Here is a little flow of my source code -
1. Fstat original size of file
2. Set Offset of file to grow depending upon strlen() of string to append
3. Ftruncate() to grow file size
4. Fstat new file size.
5. Mmap the newly truncated file
6. If segmentation fault need to be generated, call mprotect() to convert to PROT_READ.
7. Memcpy() with Orignal fstat size to append contents to text file.
Question -
Now what I am not able to understand is
0x2aaaaad55541 <memcpy+17>: mov %cl,(%rdi)

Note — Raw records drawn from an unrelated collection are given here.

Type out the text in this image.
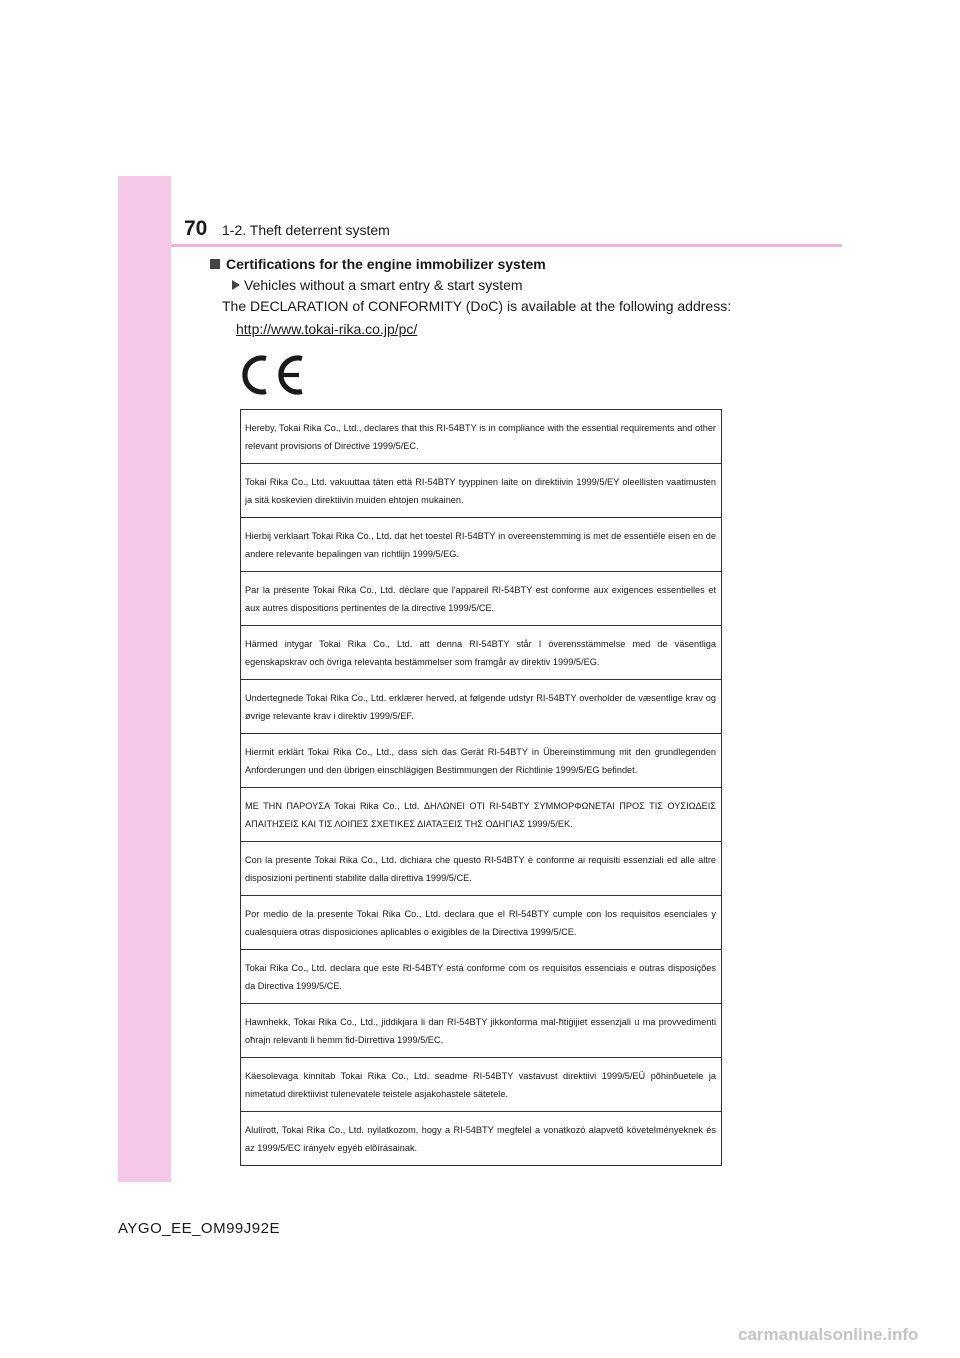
70 1-2. Theft deterrent system
Certifications for the engine immobilizer system
Vehicles without a smart entry & start system
The DECLARATION of CONFORMITY (DoC) is available at the following address:
http://www.tokai-rika.co.jp/pc/
Hereby, Tokai Rika Co., Ltd., declares that this RI-54BTY is in compliance with the essential requirements and other relevant provisions of Directive 1999/5/EC.
Tokai Rika Co., Ltd. vakuuttaa täten että RI-54BTY tyyppinen laite on direktiivin 1999/5/EY oleellisten vaatimusten ja sitä koskevien direktiivin muiden ehtojen mukainen.
Hierbij verklaart Tokai Rika Co., Ltd. dat het toestel RI-54BTY in overeenstemming is met de essentiële eisen en de andere relevante bepalingen van richtlijn 1999/5/EG.
Par la présente Tokai Rika Co., Ltd. déclare que l'appareil RI-54BTY est conforme aux exigences essentielles et aux autres dispositions pertinentes de la directive 1999/5/CE.
Härmed intygar Tokai Rika Co., Ltd. att denna RI-54BTY står I överensstämmelse med de väsentliga egenskapskrav och övriga relevanta bestämmelser som framgår av direktiv 1999/5/EG.
Undertegnede Tokai Rika Co., Ltd. erklærer herved, at følgende udstyr RI-54BTY overholder de væsentlige krav og øvrige relevante krav i direktiv 1999/5/EF.
Hiermit erklärt Tokai Rika Co., Ltd., dass sich das Gerät RI-54BTY in Übereinstimmung mit den grundlegenden Anforderungen und den übrigen einschlägigen Bestimmungen der Richtlinie 1999/5/EG befindet.
ΜΕ ΤΗΝ ΠΑΡΟΥΣΑ Tokai Rika Co., Ltd. ΔΗΛΩΝΕΙ ΟΤΙ RI-54BTY ΣΥΜΜΟΡΦΩΝΕΤΑΙ ΠΡΟΣ ΤΙΣ ΟΥΣΙΩΔΕΙΣ ΑΠΑΙΤΗΣΕΙΣ ΚΑΙ ΤΙΣ ΛΟΙΠΕΣ ΣΧΕΤΙΚΕΣ ΔΙΑΤΑΞΕΙΣ ΤΗΣ ΟΔΗΓΙΑΣ 1999/5/ΕΚ.
Con la presente Tokai Rika Co., Ltd. dichiara che questo RI-54BTY è conforme ai requisiti essenziali ed alle altre disposizioni pertinenti stabilite dalla direttiva 1999/5/CE.
Por medio de la presente Tokai Rika Co., Ltd. declara que el RI-54BTY cumple con los requisitos esenciales y cualesquiera otras disposiciones aplicables o exigibles de la Directiva 1999/5/CE.
Tokai Rika Co., Ltd. declara que este RI-54BTY está conforme com os requisitos essenciais e outras disposições da Directiva 1999/5/CE.
Hawnhekk, Tokai Rika Co., Ltd., jiddikjara li dan RI-54BTY jikkonforma mal-ħtiġijiet essenzjali u ma provvedimenti oħrajn relevanti li hemm fid-Dirrettiva 1999/5/EC.
Käesolevaga kinnitab Tokai Rika Co., Ltd. seadme RI-54BTY vastavust direktiivi 1999/5/EÜ põhinõuetele ja nimetatud direktiivist tulenevatele teistele asjakohastele sätetele.
Alulírott, Tokai Rika Co., Ltd. nyilatkozom, hogy a RI-54BTY megfelel a vonatkozó alapvetõ követelményeknek és az 1999/5/EC irányelv egyéb elõírásainak.
AYGO_EE_OM99J92E
carmanualsonline.info
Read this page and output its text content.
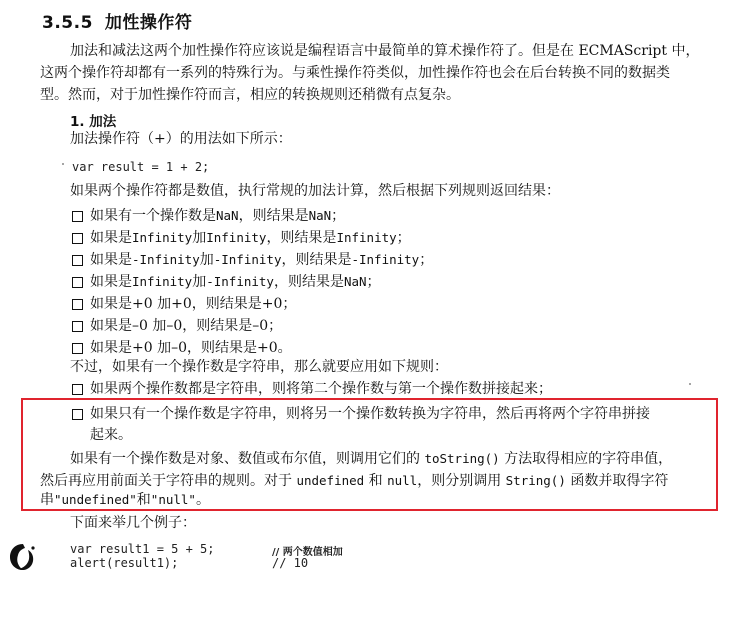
3.5.5 加性操作符
加法和减法这两个加性操作符应该说是编程语言中最简单的算术操作符了。但是在 ECMAScript 中，
这两个操作符却都有一系列的特殊行为。与乘性操作符类似，加性操作符也会在后台转换不同的数据类
型。然而，对于加性操作符而言，相应的转换规则还稍微有点复杂。
1. 加法
加法操作符（+）的用法如下所示：
var result = 1 + 2;
如果两个操作符都是数值，执行常规的加法计算，然后根据下列规则返回结果：
如果有一个操作数是 NaN ，则结果是 NaN ；
如果是 Infinity 加 Infinity ，则结果是 Infinity ；
如果是 -Infinity 加 -Infinity ，则结果是 -Infinity ；
如果是 Infinity 加 -Infinity ，则结果是 NaN ；
如果是+0 加+0，则结果是+0；
如果是–0 加–0，则结果是–0；
如果是+0 加–0，则结果是+0。
不过，如果有一个操作数是字符串，那么就要应用如下规则：
如果两个操作数都是字符串，则将第二个操作数与第一个操作数拼接起来；
如果只有一个操作数是字符串，则将另一个操作数转换为字符串，然后再将两个字符串拼接
起来。
如果有一个操作数是对象、数值或布尔值，则调用它们的 toString() 方法取得相应的字符串值，
然后再应用前面关于字符串的规则。对于 undefined 和 null，则分别调用 String() 函数并取得字符
串"undefined"和"null"。
下面来举几个例子：
var result1 = 5 + 5;	// 两个数值相加
alert(result1);	// 10
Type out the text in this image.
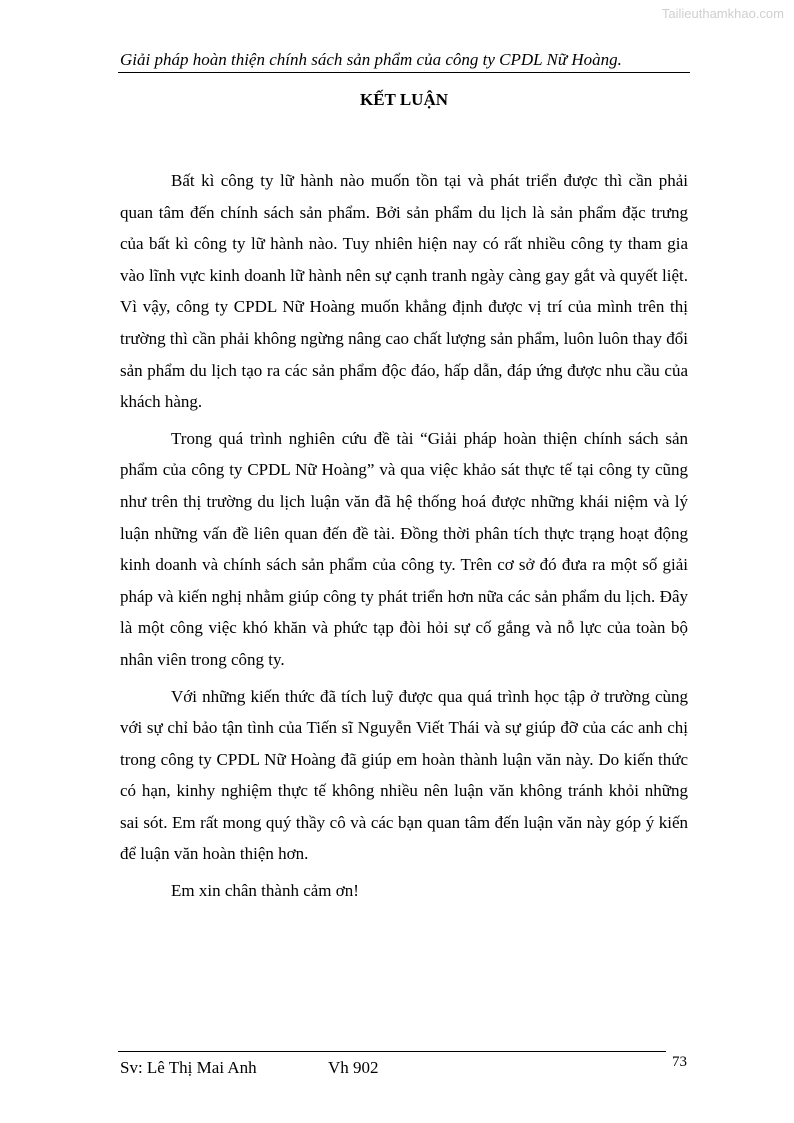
Tailieuthamkhao.com
Giải pháp hoàn thiện chính sách sản phẩm của công ty CPDL Nữ Hoàng.
KẾT LUẬN

Bất kì công ty lữ hành nào muốn tồn tại và phát triển được thì cần phải quan tâm đến chính sách sản phẩm. Bởi sản phẩm du lịch là sản phẩm đặc trưng của bất kì công ty lữ hành nào. Tuy nhiên hiện nay có rất nhiều công ty tham gia vào lĩnh vực kinh doanh lữ hành nên sự cạnh tranh ngày càng gay gắt và quyết liệt. Vì vậy, công ty CPDL Nữ Hoàng muốn khẳng định được vị trí của mình trên thị trường thì cần phải không ngừng nâng cao chất lượng sản phẩm, luôn luôn thay đổi sản phẩm du lịch tạo ra các sản phẩm độc đáo, hấp dẫn, đáp ứng được nhu cầu của khách hàng.

Trong quá trình nghiên cứu đề tài “Giải pháp hoàn thiện chính sách sản phẩm của công ty CPDL Nữ Hoàng” và qua việc khảo sát thực tế tại công ty cũng như trên thị trường du lịch luận văn đã hệ thống hoá được những khái niệm và lý luận những vấn đề liên quan đến đề tài. Đồng thời phân tích thực trạng hoạt động kinh doanh và chính sách sản phẩm của công ty. Trên cơ sở đó đưa ra một số giải pháp và kiến nghị nhằm giúp công ty phát triển hơn nữa các sản phẩm du lịch. Đây là một công việc khó khăn và phức tạp đòi hỏi sự cố gắng và nỗ lực của toàn bộ nhân viên trong công ty.

Với những kiến thức đã tích luỹ được qua quá trình học tập ở trường cùng với sự chỉ bảo tận tình của Tiến sĩ Nguyễn Viết Thái và sự giúp đỡ của các anh chị trong công ty CPDL Nữ Hoàng đã giúp em hoàn thành luận văn này. Do kiến thức có hạn, kinhy nghiệm thực tế không nhiều nên luận văn không tránh khỏi những sai sót. Em rất mong quý thầy cô và các bạn quan tâm đến luận văn này góp ý kiến để luận văn hoàn thiện hơn.

Em xin chân thành cảm ơn!

Sv: Lê Thị Mai Anh	Vh 902	73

What does this instruction exactly do? RDI register contains end address of file mapped to start writing, why does the value at RDI address is being written at CX register?
Any help is appreciated. Let me know if more info is needed.
RDI is the argument passed to memcpy as destination. In your case that seems to be offset 2 in the mapped area. You didn't provide what memcpy call you used.
CL holds the first byte of the source memory region, it has been loaded by the instruction directly preceding the fault: movzbl (%rsi),%ecx. I assume you know that CL is the low 8 bits of ECX (which in turn is the low 32 bits of RCX).